Venture capitalists are slinking away from the payday lending space, one decade after rushing in.

Driving the news: LendUp, which had raised over $200 million from firms like Google Ventures, earlier this month stopped originating loans.

  • Axios has obtained a letter sent to shareholders, in which CEO Anu Shultes said that payday loans "are no longer acceptable solutions to critical stakeholders in our business and the community at large."
  • Since its 2012 founding, the Oakland-based company had originated more than $2 billion in consumer loans.

What happened: Payday lending has always been controversial. Advocates argue that it creates financial optionality for the unbanked and disenfranchised, while critics believe that it's too often predatory.

  • LendUp itself acknowledged the pitfalls of traditional payday lending, particularly once Google banned payday loan ads in 2016, claiming that its tech-enabled solutions were more consumer-friendly.

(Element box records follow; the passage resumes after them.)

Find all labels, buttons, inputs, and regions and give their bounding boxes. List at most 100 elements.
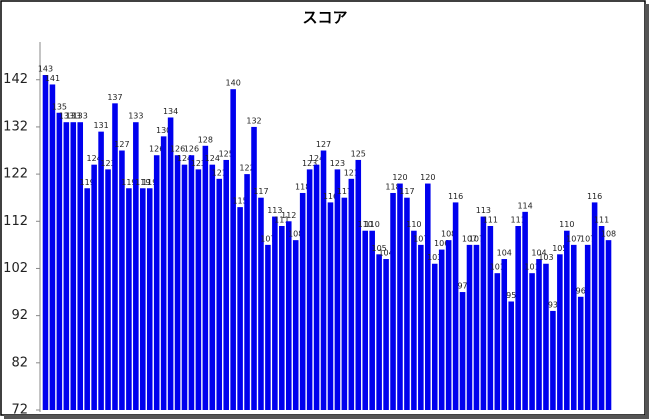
chart-title: スコア: [302, 9, 347, 27]
bar: [42, 75, 49, 411]
value-label: 106: [434, 239, 449, 248]
bar: [348, 178, 355, 410]
bar: [605, 240, 612, 410]
bar: [459, 292, 466, 410]
bar: [84, 188, 90, 410]
bar: [376, 254, 382, 410]
value-label: 123: [100, 159, 115, 168]
value-label: 111: [594, 216, 609, 225]
value-label: 133: [66, 112, 81, 121]
bar: [543, 263, 549, 410]
value-label: 119: [142, 178, 157, 187]
value-label: 111: [511, 216, 526, 225]
value-label: 133: [59, 112, 74, 121]
bar: [230, 89, 236, 410]
y-tick-label: 142: [3, 72, 28, 87]
bar: [160, 136, 167, 410]
bar: [536, 259, 542, 410]
value-label: 119: [135, 178, 150, 187]
value-label: 118: [295, 182, 310, 191]
value-label: 117: [337, 187, 352, 196]
bar: [480, 216, 487, 410]
bar: [529, 273, 535, 410]
value-label: 121: [212, 168, 227, 177]
bar: [223, 159, 229, 410]
bar: [285, 221, 292, 410]
value-label: 110: [365, 220, 380, 229]
value-label: 111: [483, 216, 498, 225]
value-label: 110: [406, 220, 421, 229]
bar: [56, 112, 63, 411]
value-label: 127: [114, 140, 129, 149]
value-label: 118: [385, 182, 400, 191]
value-label: 137: [107, 93, 122, 102]
bar: [306, 169, 313, 410]
value-label: 108: [441, 230, 456, 239]
bar: [369, 230, 375, 410]
value-label: 128: [198, 135, 213, 144]
bar: [522, 211, 528, 410]
value-label: 112: [281, 211, 296, 220]
bar: [508, 301, 514, 410]
bar: [77, 122, 84, 410]
value-label: 119: [121, 178, 136, 187]
bar: [292, 240, 299, 410]
value-label: 123: [330, 159, 345, 168]
value-label: 104: [531, 249, 546, 258]
bar: [146, 188, 153, 410]
value-label: 134: [163, 107, 178, 116]
value-label: 132: [246, 116, 261, 125]
bar: [153, 155, 160, 410]
value-label: 117: [399, 187, 414, 196]
bar: [452, 202, 459, 410]
value-label: 117: [253, 187, 268, 196]
bar: [494, 273, 501, 410]
bar: [418, 244, 424, 410]
value-label: 133: [73, 112, 88, 121]
frame-shadow: [4, 415, 649, 419]
bar: [70, 122, 77, 410]
value-label: 104: [378, 249, 393, 258]
value-label: 126: [149, 145, 164, 154]
value-label: 120: [392, 173, 407, 182]
bar: [355, 159, 362, 410]
value-label: 108: [288, 230, 303, 239]
bar: [91, 164, 97, 410]
bar: [313, 164, 320, 410]
value-label: 116: [323, 192, 338, 201]
value-label: 105: [552, 244, 567, 253]
bar: [557, 254, 563, 410]
bar: [341, 197, 348, 410]
y-tick-label: 92: [11, 308, 28, 323]
bar: [438, 249, 445, 410]
bar: [334, 169, 341, 410]
y-tick-label: 102: [3, 261, 28, 276]
bar: [167, 117, 174, 410]
bar: [362, 230, 369, 410]
value-label: 126: [184, 145, 199, 154]
bar: [105, 169, 111, 410]
bar: [431, 263, 438, 410]
bar: [390, 192, 396, 410]
value-label: 123: [191, 159, 206, 168]
value-label: 127: [316, 140, 331, 149]
bar: [265, 244, 271, 410]
bar: [411, 230, 417, 410]
value-label: 125: [219, 149, 234, 158]
value-label: 125: [351, 149, 366, 158]
value-label: 107: [260, 234, 275, 243]
y-tick-label: 132: [3, 119, 28, 134]
value-label: 107: [469, 234, 484, 243]
value-label: 120: [420, 173, 435, 182]
bar: [570, 244, 577, 410]
value-label: 116: [448, 192, 463, 201]
value-label: 101: [490, 263, 505, 272]
bar: [577, 296, 584, 410]
bar: [501, 259, 508, 410]
bar: [397, 183, 403, 410]
value-label: 110: [559, 220, 574, 229]
bar: [425, 183, 431, 410]
value-label: 113: [267, 206, 282, 215]
value-label: 130: [156, 126, 171, 135]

Nonetheless, it was fined by regulators for payday lending violations.
  • Since then, the industry has been under a regulatory maelstrom. President Obama instituted new consumer protections that President Trump last year rescinded, only to have the Trump move overturned in June by Congress.

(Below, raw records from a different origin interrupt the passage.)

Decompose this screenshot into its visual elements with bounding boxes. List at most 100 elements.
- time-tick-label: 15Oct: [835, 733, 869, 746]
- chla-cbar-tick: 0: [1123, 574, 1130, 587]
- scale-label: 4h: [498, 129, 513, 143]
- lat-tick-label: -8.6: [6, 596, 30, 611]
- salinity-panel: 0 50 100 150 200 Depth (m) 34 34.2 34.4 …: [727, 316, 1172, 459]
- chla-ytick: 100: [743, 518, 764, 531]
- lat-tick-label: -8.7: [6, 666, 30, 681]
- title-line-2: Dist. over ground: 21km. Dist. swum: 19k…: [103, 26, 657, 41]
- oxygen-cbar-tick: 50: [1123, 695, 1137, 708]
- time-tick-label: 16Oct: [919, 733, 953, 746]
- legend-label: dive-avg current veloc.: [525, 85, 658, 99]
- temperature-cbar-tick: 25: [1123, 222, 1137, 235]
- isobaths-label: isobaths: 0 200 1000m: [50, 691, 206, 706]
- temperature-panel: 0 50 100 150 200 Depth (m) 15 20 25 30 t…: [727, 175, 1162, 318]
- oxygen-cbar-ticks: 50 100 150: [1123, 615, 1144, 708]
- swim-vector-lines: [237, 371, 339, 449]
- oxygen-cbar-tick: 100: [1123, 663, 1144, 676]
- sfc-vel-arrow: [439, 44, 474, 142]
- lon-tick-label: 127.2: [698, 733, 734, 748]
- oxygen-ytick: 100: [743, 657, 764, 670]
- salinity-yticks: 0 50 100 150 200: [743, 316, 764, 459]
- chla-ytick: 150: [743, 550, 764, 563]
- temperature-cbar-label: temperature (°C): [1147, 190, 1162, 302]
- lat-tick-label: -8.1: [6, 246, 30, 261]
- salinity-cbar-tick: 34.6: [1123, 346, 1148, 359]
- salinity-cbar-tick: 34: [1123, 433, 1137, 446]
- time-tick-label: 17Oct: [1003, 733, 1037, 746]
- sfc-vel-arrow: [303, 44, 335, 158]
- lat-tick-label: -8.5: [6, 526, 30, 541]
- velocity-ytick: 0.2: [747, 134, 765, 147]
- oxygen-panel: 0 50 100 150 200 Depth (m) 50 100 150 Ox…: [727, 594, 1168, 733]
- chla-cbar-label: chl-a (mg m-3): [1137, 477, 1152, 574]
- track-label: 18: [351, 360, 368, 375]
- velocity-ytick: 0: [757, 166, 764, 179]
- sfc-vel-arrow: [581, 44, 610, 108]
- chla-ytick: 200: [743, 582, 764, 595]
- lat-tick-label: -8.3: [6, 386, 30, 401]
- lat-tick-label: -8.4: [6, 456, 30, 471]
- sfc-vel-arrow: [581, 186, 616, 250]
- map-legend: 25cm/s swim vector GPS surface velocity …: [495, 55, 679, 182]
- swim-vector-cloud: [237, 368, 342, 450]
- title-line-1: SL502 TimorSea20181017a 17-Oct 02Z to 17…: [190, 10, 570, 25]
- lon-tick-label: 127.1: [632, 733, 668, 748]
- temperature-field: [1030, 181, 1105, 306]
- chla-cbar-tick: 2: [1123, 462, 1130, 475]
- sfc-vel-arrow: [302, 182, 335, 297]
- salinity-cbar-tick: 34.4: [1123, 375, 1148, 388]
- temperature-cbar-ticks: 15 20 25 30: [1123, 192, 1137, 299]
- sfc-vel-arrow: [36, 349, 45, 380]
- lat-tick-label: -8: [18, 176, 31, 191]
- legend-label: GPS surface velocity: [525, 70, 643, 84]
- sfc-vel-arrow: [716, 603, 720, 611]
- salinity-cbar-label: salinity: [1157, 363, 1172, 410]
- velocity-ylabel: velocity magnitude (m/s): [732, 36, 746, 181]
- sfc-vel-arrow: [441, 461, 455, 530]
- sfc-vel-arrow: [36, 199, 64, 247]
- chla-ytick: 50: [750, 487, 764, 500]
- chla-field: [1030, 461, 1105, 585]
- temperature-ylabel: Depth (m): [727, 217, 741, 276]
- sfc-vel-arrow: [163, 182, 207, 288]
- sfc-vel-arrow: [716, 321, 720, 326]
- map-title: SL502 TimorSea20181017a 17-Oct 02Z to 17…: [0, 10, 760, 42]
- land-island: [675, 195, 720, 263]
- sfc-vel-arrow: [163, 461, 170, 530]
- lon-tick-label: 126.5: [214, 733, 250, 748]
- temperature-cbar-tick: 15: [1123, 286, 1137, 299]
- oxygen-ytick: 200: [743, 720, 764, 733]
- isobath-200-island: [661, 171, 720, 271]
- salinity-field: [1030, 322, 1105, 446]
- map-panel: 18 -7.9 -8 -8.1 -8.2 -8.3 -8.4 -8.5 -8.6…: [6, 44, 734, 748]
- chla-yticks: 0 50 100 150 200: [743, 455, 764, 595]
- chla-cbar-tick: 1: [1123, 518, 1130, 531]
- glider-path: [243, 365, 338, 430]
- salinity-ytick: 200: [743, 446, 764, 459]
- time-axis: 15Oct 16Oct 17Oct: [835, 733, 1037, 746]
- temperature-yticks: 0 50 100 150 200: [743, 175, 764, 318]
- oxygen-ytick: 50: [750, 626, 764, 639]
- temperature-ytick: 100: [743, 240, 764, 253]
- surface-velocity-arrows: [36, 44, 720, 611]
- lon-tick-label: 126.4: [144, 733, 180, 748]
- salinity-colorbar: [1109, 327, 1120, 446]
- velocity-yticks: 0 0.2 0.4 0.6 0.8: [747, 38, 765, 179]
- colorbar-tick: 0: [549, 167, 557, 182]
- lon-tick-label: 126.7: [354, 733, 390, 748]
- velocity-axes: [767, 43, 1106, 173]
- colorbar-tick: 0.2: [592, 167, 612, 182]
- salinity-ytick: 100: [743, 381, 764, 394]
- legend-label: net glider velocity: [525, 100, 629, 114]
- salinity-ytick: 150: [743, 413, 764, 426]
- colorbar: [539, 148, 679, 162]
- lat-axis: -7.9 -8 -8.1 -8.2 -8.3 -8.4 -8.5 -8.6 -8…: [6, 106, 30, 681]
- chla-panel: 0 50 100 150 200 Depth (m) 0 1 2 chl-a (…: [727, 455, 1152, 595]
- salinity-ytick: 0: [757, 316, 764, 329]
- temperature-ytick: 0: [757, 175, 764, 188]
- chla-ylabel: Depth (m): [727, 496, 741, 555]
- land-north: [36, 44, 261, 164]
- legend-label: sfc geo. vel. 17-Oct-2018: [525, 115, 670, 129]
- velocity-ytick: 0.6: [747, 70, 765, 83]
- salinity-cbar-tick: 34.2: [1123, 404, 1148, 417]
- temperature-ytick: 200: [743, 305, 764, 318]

Corp history: LendUp began to show cracks in 2018, when it spun off a credit card unit that's now known as Mission Lane. Its founding CEO departed soon after, succeeded by Shultes.

  • Late last year it launched a "a digital banking and financial health platform" called Ahead Financials.
  • It would seem that original LendUp investors are basically left with stub equity in Mission Lane — which has since raised lots of funding, including follow-ons from some LendUp backers — and whatever comes of Ahead, which is technically a subsidiary of LendUp Global.
  • No LendUp investors contacted by Axios were willing to comment for this story. LendUp CEO Shultes also declined an interview request.

The bottom line: Venture capital has become more liberal in its definition of "acceptable" investments, as evidenced by deal activity in sectors like cannabis and gambling. But the pendulum sometimes swings the other way, knocking LendUp into an attempted pivot.